Lo encontraron derribado en la puerta de casa. Tendido de lado; murmuraba palabras enrevesadas, encogido en la acera. La sangre brotaba pletórica, y lo teñía todo de rojo. Lo encontraron vivo, con una media sonrisa en los labios. Con el corazón débil, pero con ese gesto presumido tan suyo; sostenía débilmente algo entre sus dedos.

Se llamaba John. Mentía sobre su edad para poder seguir viviendo en el hogar. Las niñas se volvían locas por él. Piel morena y pelo ensortijado, era alto, delgado, y guapo a rabiar. Hablaba con esa cadencia tan propia de los de allí, y tenía un algo que atraía a todos. Había salido huyendo de Medellín. Trataba de poner distancia, y de zafarse de los fantasmas. Habían matado a su padre a hierro, y la venganza heredada lo había llevado a matar para hacerle justicia.
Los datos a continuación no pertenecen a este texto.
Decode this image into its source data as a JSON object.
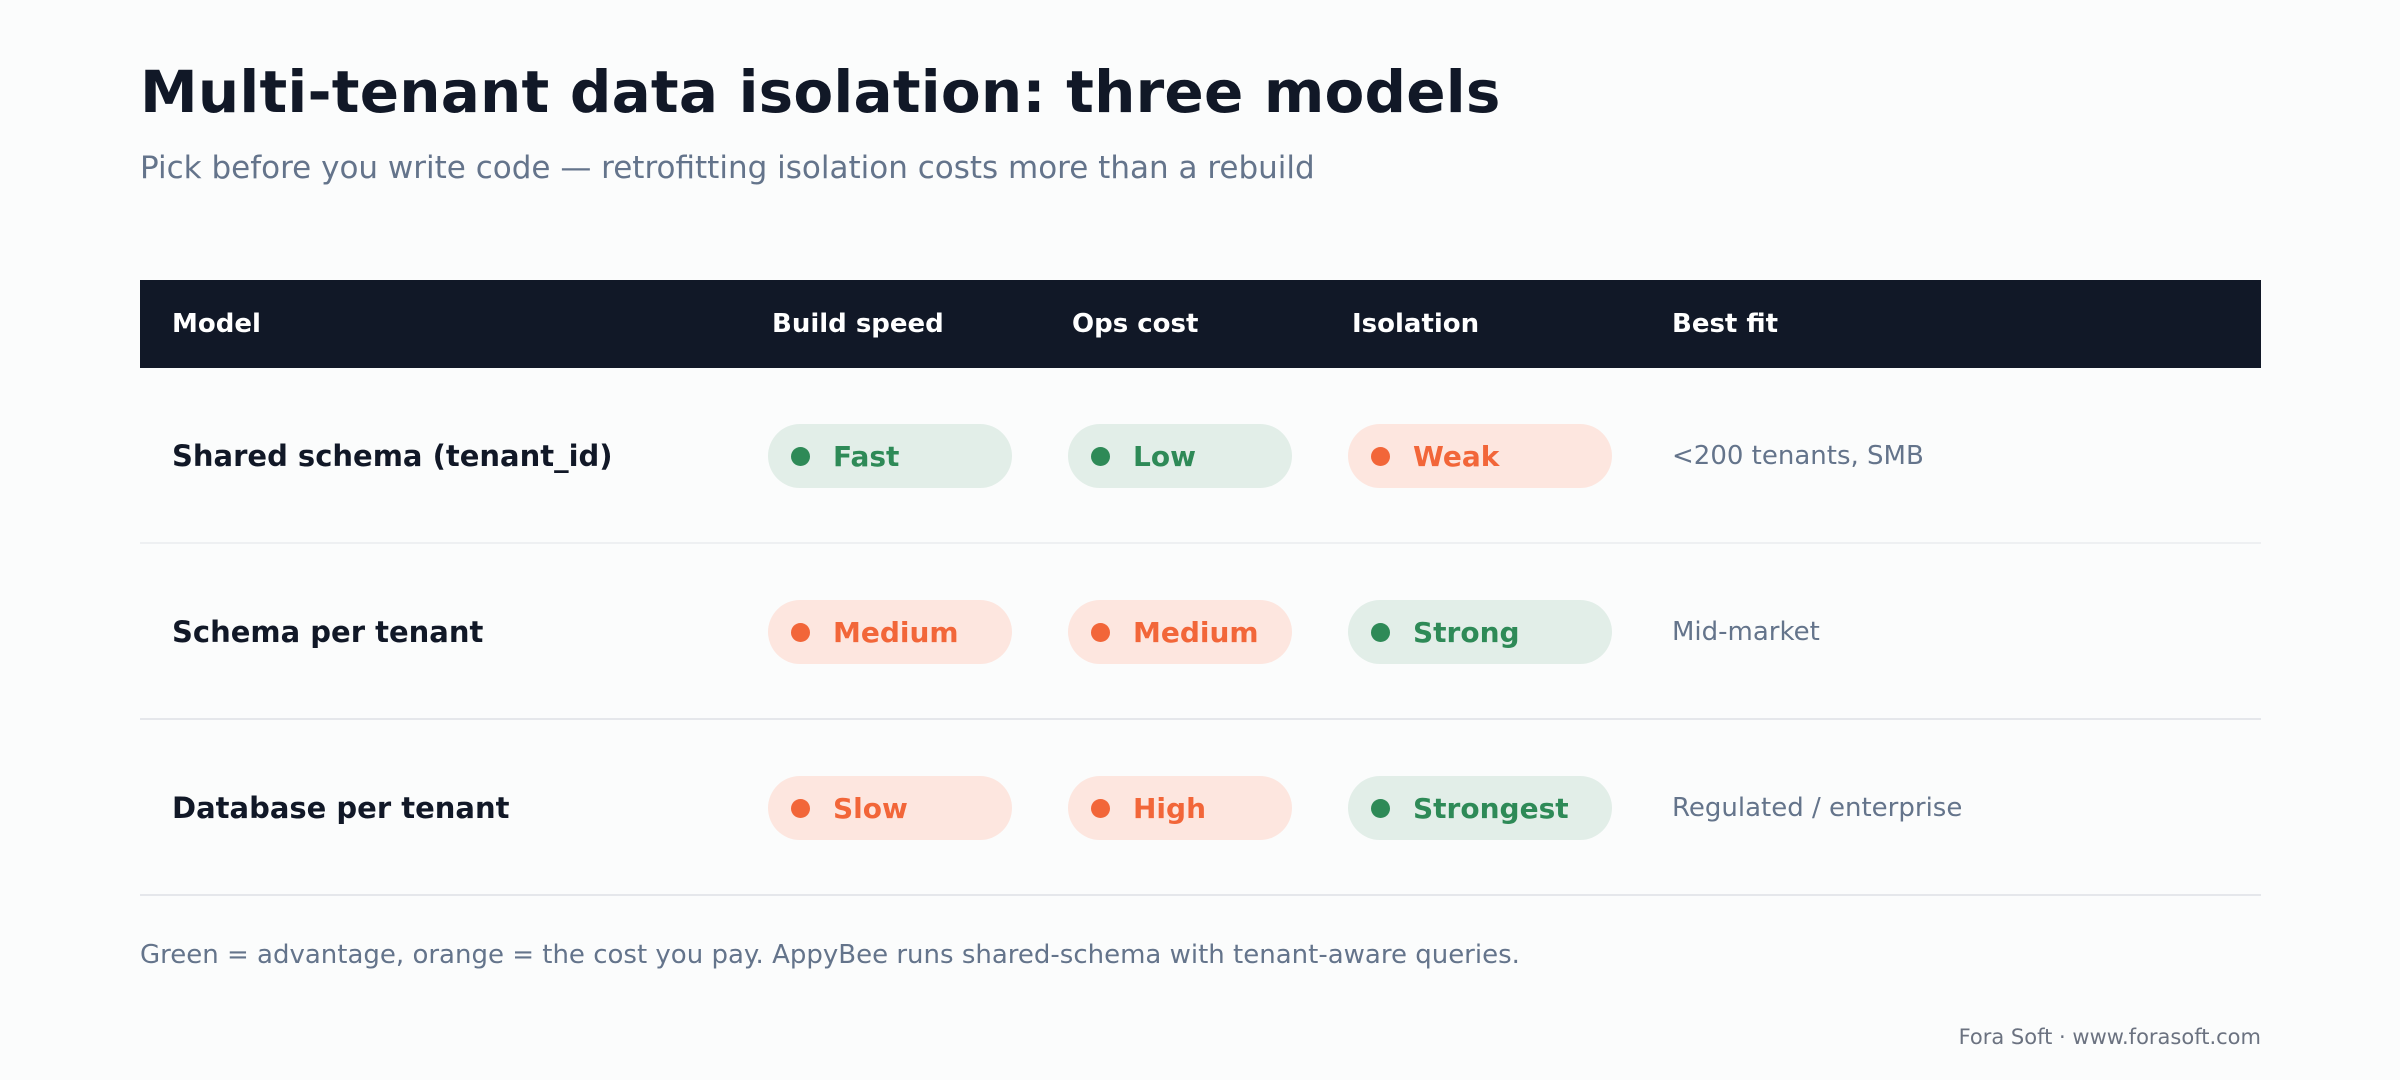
{
  "title": "Multi-tenant data isolation: three models",
  "subtitle": "Pick before you write code — retrofitting isolation costs more than a rebuild",
  "table": {
    "headers": {
      "model": "Model",
      "build_speed": "Build speed",
      "ops_cost": "Ops cost",
      "isolation": "Isolation",
      "best_fit": "Best fit"
    },
    "rows": [
      {
        "model": "Shared schema (tenant_id)",
        "build_speed": {
          "label": "Fast",
          "status": "advantage"
        },
        "ops_cost": {
          "label": "Low",
          "status": "advantage"
        },
        "isolation": {
          "label": "Weak",
          "status": "cost"
        },
        "best_fit": "<200 tenants, SMB"
      },
      {
        "model": "Schema per tenant",
        "build_speed": {
          "label": "Medium",
          "status": "cost"
        },
        "ops_cost": {
          "label": "Medium",
          "status": "cost"
        },
        "isolation": {
          "label": "Strong",
          "status": "advantage"
        },
        "best_fit": "Mid-market"
      },
      {
        "model": "Database per tenant",
        "build_speed": {
          "label": "Slow",
          "status": "cost"
        },
        "ops_cost": {
          "label": "High",
          "status": "cost"
        },
        "isolation": {
          "label": "Strongest",
          "status": "advantage"
        },
        "best_fit": "Regulated / enterprise"
      }
    ]
  },
  "colors": {
    "header_bg": "#111827",
    "advantage": "#2e8a57",
    "advantage_bg": "#e2eee8",
    "cost": "#f26639",
    "cost_bg": "#fde6df"
  },
  "footnote": "Green = advantage, orange = the cost you pay. AppyBee runs shared-schema with tenant-aware queries.",
  "credit": "Fora Soft · www.forasoft.com"
}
Muchas tardes, aprovechando la luz naranja del embarcadero, compartía conmigo entre susurros, que temía el desamparo de la noche; contaba que cuando caminaba solo, percibía con una certeza meridiana como sus muertos le acosaban. Como casi sentía los alientos fríos en su cuello, como se giraba trastornado y movía los brazos tratando de ahuyentarlos. Vivía vigilando que las almas de los que había matado no le ahogaran en plena noche. Mi pobre Jon, sabía que su condena era estar vivo. No podía huir esta vez. Compartía los crepúsculos con un joven sicario, una persona maravillosa con una suerte funestísima, y todos aquellos terrores, compartidos a media luz, fraguaron entre nosotros una unión especial.

En los meses que vivimos juntos, nos hicimos inseparables. Era un hombre sonriente y cauteloso Me contaba de cuando salían a matar; lo hacía en un tono de inmensa vergüenza, sin un solo matiz de vanagloria. Más de una vez yo le escuchaba entre lágrimas, y él se levantaba rápido del suelo y me abrazaba, “no llores” me imploraba.
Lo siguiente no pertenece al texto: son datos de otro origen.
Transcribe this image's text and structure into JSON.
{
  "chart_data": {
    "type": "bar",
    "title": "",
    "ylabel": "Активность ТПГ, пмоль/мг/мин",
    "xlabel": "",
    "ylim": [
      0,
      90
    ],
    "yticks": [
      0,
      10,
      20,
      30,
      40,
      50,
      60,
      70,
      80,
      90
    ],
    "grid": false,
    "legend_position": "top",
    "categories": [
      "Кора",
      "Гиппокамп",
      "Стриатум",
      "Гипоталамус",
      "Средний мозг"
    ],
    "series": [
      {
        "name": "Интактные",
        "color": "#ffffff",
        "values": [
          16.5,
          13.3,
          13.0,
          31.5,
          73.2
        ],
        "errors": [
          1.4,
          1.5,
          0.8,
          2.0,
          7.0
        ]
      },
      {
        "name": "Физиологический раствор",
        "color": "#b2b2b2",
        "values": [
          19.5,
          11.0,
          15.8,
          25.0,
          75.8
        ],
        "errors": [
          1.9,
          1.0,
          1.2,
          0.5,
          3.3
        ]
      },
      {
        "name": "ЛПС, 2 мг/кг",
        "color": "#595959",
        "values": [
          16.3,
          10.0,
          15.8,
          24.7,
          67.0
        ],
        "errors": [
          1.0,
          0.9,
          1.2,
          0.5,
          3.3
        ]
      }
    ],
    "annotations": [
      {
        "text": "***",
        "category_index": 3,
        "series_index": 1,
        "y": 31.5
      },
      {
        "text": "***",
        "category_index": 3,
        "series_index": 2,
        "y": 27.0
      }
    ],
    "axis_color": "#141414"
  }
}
Cuando se acercaba el momento de mi partida, mi corazón comenzó a temblar, era una agonía diaria. Los muchachos iban despidiéndose, me entregaban notas de despedida, dibujos los más pequeños, y John, no se separaba de mí ni un minuto. La tarde antes de mi partida cogí una cadenita que yo llevaba colgada del cuello, y se la regalé. La puse entre sus manos y se las cogí fuerte. Era tan consciente de que la vida es puro azar, de que si ese muchacho hubiera nacido en otro lugar, sería un hombre de provecho, músico probablemente. Aceptó la medalla, y se despidió de mí con un abrazo inmenso.

Al cabo de un tiempo de haber vuelto, mi cabeza se resistía a caminar entre calles asfaltadas, nunca me había sentido más fuera de lugar. Echaba de menos el calor, la humedad, la música, y echaba de menos a los chicos.
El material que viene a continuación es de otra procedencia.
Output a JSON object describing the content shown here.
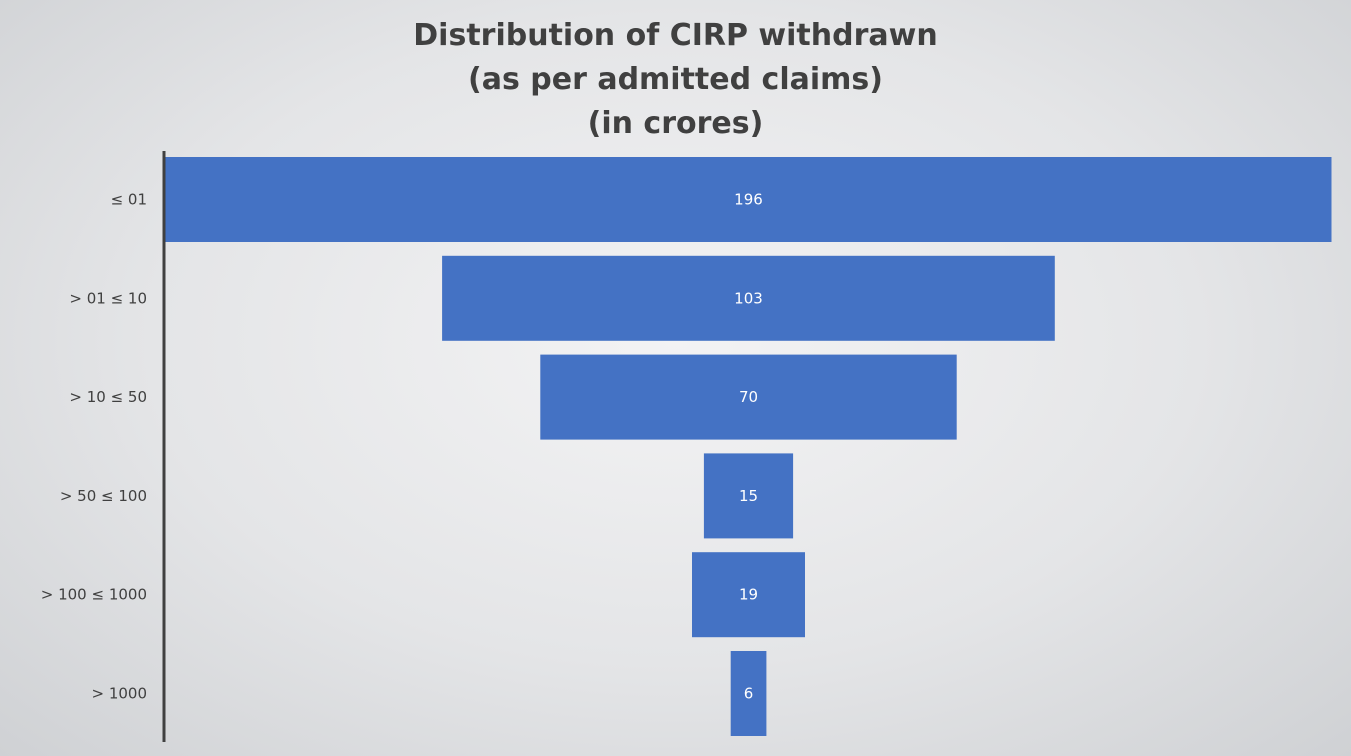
{
  "chart_data": {
    "type": "bar",
    "orientation": "horizontal-funnel",
    "title": [
      "Distribution of CIRP withdrawn",
      "(as per admitted claims)",
      "(in crores)"
    ],
    "categories": [
      "≤ 01",
      "> 01 ≤ 10",
      "> 10 ≤ 50",
      "> 50 ≤ 100",
      "> 100 ≤ 1000",
      "> 1000"
    ],
    "values": [
      196,
      103,
      70,
      15,
      19,
      6
    ],
    "data_labels": [
      "196",
      "103",
      "70",
      "15",
      "19",
      "6"
    ],
    "bar_color": "#4472c4",
    "label_color": "#ffffff",
    "text_color": "#404040",
    "grid": false,
    "legend": "none"
  }
}
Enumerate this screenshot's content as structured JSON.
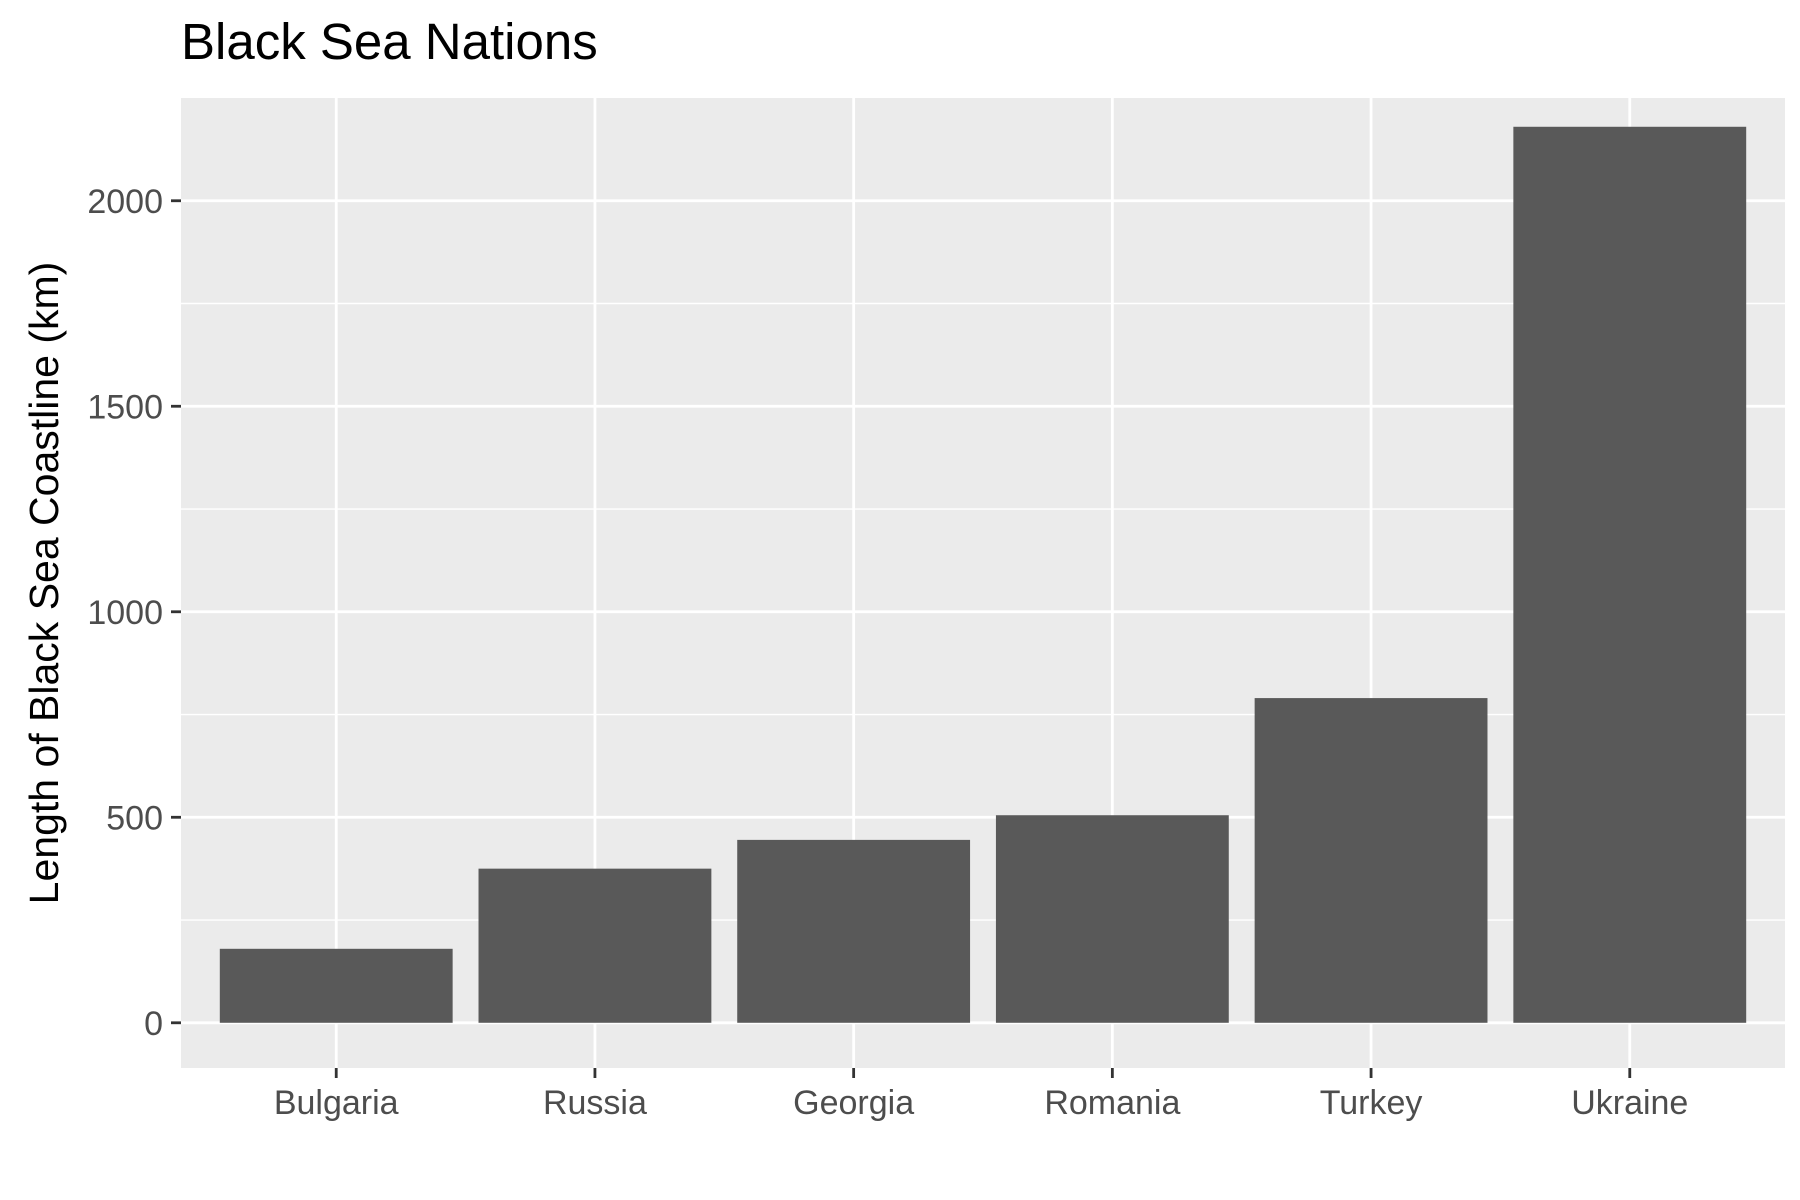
{
  "chart_data": {
    "type": "bar",
    "title": "Black Sea Nations",
    "xlabel": "",
    "ylabel": "Length of Black Sea Coastline (km)",
    "categories": [
      "Bulgaria",
      "Russia",
      "Georgia",
      "Romania",
      "Turkey",
      "Ukraine"
    ],
    "values": [
      180,
      375,
      445,
      505,
      790,
      2180
    ],
    "ylim": [
      -110,
      2250
    ],
    "yticks": [
      0,
      500,
      1000,
      1500,
      2000
    ],
    "ytick_labels": [
      "0",
      "500",
      "1000",
      "1500",
      "2000"
    ],
    "grid": true,
    "legend": "none",
    "colors": {
      "bar": "#595959",
      "panel": "#ebebeb",
      "grid": "#ffffff",
      "tick_text": "#4d4d4d",
      "tick_mark": "#333333"
    }
  }
}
Una tarde, sonó mi teléfono, lo cogí ansiosa cuando vi aquella interminable fila de números en la pantalla. Al otro lado de la línea, alguien se resistía a hablar, había un zumbido tremendo de fondo, y no resultaba fácil comprender, finalmente escuché:

“Marta, a Jon le han disparado”. Tras esa frase, un silencio sepulcral me cedió la palabra.

“¿Qué ha pasado?” pregunté, mientras un millón de escenas me mortificaban el alma.

“Le han asaltado en la puerta de casa, han intentado robarle pero parece que se ha resistido, lo han encontrado con un tiro en el cuello, y una cadena en la mano”.


Aquella voz se perdió en la lejanía, y yo pude escuchar como mis entrañas tiritaban muertas de miedo y de frío. Por mi mente pasaron mil y un crepúsculos, y me dejé caer, doblegada ante la desdicha obstinada de los desafortunados.


Marta Berastain (berastainmarta@hotmail.com)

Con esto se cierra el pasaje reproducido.